Monitoring, challenge, intervention and support

n  The local authority’s school challenge and improvement leaders (SCILs) work closely with schools requiring improvement. However, their work is insufficiently informed by the full range of performance data and other information available, to identify risks sharply or speedily enough. This limits their ability to tackle any decline in school performance, leadership, or emerging weaknesses quickly. As a result, significant groups of Medway pupils, including the more able, the disadvantaged and those looked after, do not do as well as they should.

n  Examples of good practice are not identified quickly enough to share more widely across schools. Examples of these include the improvement of pupils’ phonic skills, mathematics in Key Stage 1 and work to improve the outcomes of children leaving the Early Years Foundation Stage.

n  Recent work has started to show early benefits in the number of schools judged good or outstanding in Ofsted inspections. However, given the low starting points, the rate of improvement is not rapid enough.

n  Recent work between SCILs, teaching schools and National and Local Leaders of Education is being better coordinated and targeted at those schools in greatest need

n  Current interventions of the school challenge and improvement team are determined following an annual review meeting with schools. These meetings are generally welcomed by school leaders where their schools’ performance is considered and support and intervention levels agreed.

n  Planned support for schools is not informed by sharp, measurable targets for pupils’ outcomes or by the speed of a school’s improved overall effectiveness. As a result, the impact of SCILs work in these areas is not fully maximised.

Support and challenge for leadership and management (including governance)

The support and challenge to schools have increased in effectiveness in recent months. The proportion of schools judged to be good or outstanding has improved slightly since September. Leaders and elected members know that there is a considerable way to go to meet their ambition that all schools are at least good.

n  The local authority has not used its statutory powers of intervention rigorously enough, given the much higher-than-average proportion of primary schools that are judged as requires improvement or inadequate.

n  Since September 2012, the local authority has used its informal powers to place additional governors onto weaker governing bodies to build the capacity of school governance; 23 schools have benefited from this additional support. This academic year, the local authority has written to 17 schools, including six academies, to raise concerns about standards. Governing bodies from three schools causing significant concern have been replaced with interim executive boards.
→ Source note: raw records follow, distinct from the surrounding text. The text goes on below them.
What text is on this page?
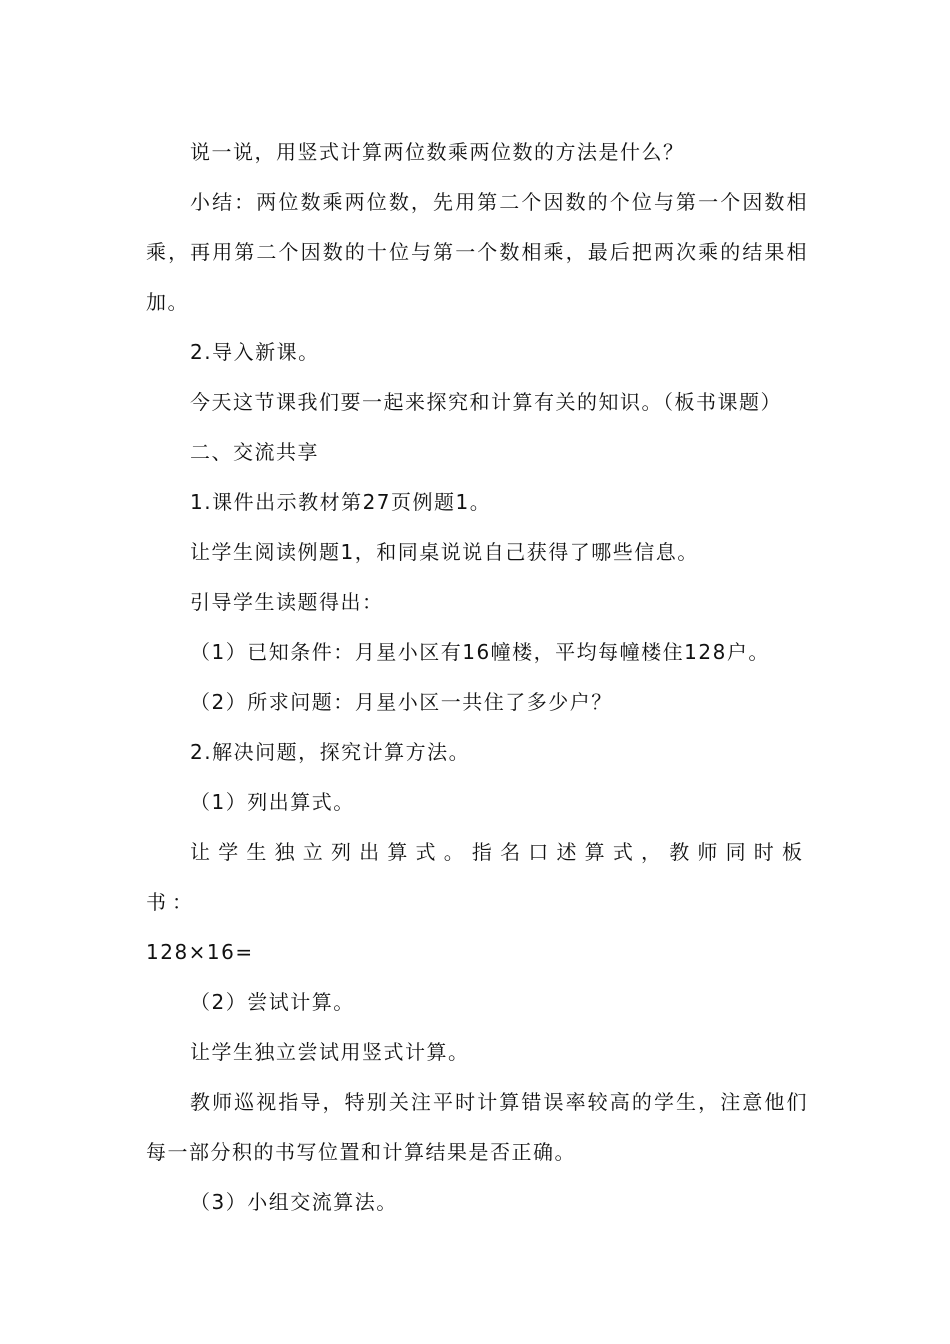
说一说，用竖式计算两位数乘两位数的方法是什么？

小结：两位数乘两位数，先用第二个因数的个位与第一个因数相乘，再用第二个因数的十位与第一个数相乘，最后把两次乘的结果相加。

2.导入新课。

今天这节课我们要一起来探究和计算有关的知识。（板书课题）

二、交流共享

1.课件出示教材第27页例题1。

让学生阅读例题1，和同桌说说自己获得了哪些信息。

引导学生读题得出：

（1）已知条件：月星小区有16幢楼，平均每幢楼住128户。

（2）所求问题：月星小区一共住了多少户？

2.解决问题，探究计算方法。

（1）列出算式。

让学生独立列出算式。指名口述算式，教师同时板书：

128×16=

（2）尝试计算。

让学生独立尝试用竖式计算。

教师巡视指导，特别关注平时计算错误率较高的学生，注意他们每一部分积的书写位置和计算结果是否正确。

（3）小组交流算法。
The local authority recently issued a pre-warning notice to a school causing significant concern. These practices fall short of formal notices and, as a result, do not ensure that school leaders and governors are crystal clear when there are serious concerns about their effectiveness.

n  The governing body service is rightly supporting governors in making wider external links to improve their effectiveness, including the use of the National Leaders of Governance. It is also supporting the development of local area fora for chairs of governing bodies to develop skills and share good practice more widely. Leaders of the service are aware there is much to do and report that fewer than 10% of governing bodies are currently outstanding or highly effective.

n  The assistant director has been instrumental in utilising the broad range of intelligence gathered about schools more effectively. Information held by brokered services, such as human resources, finance and governing body services, contributes robustly to the categorisation of schools causing concern.

n  The local authority and school leaders have recognised the need to recruit and retain high quality leaders from within and outside Medway. There has been some success in using executive headteachers and secondments from outside Medway to build the capacity of leadership in the primary sector. There is still much to do and more flexible models of delivery are being considered.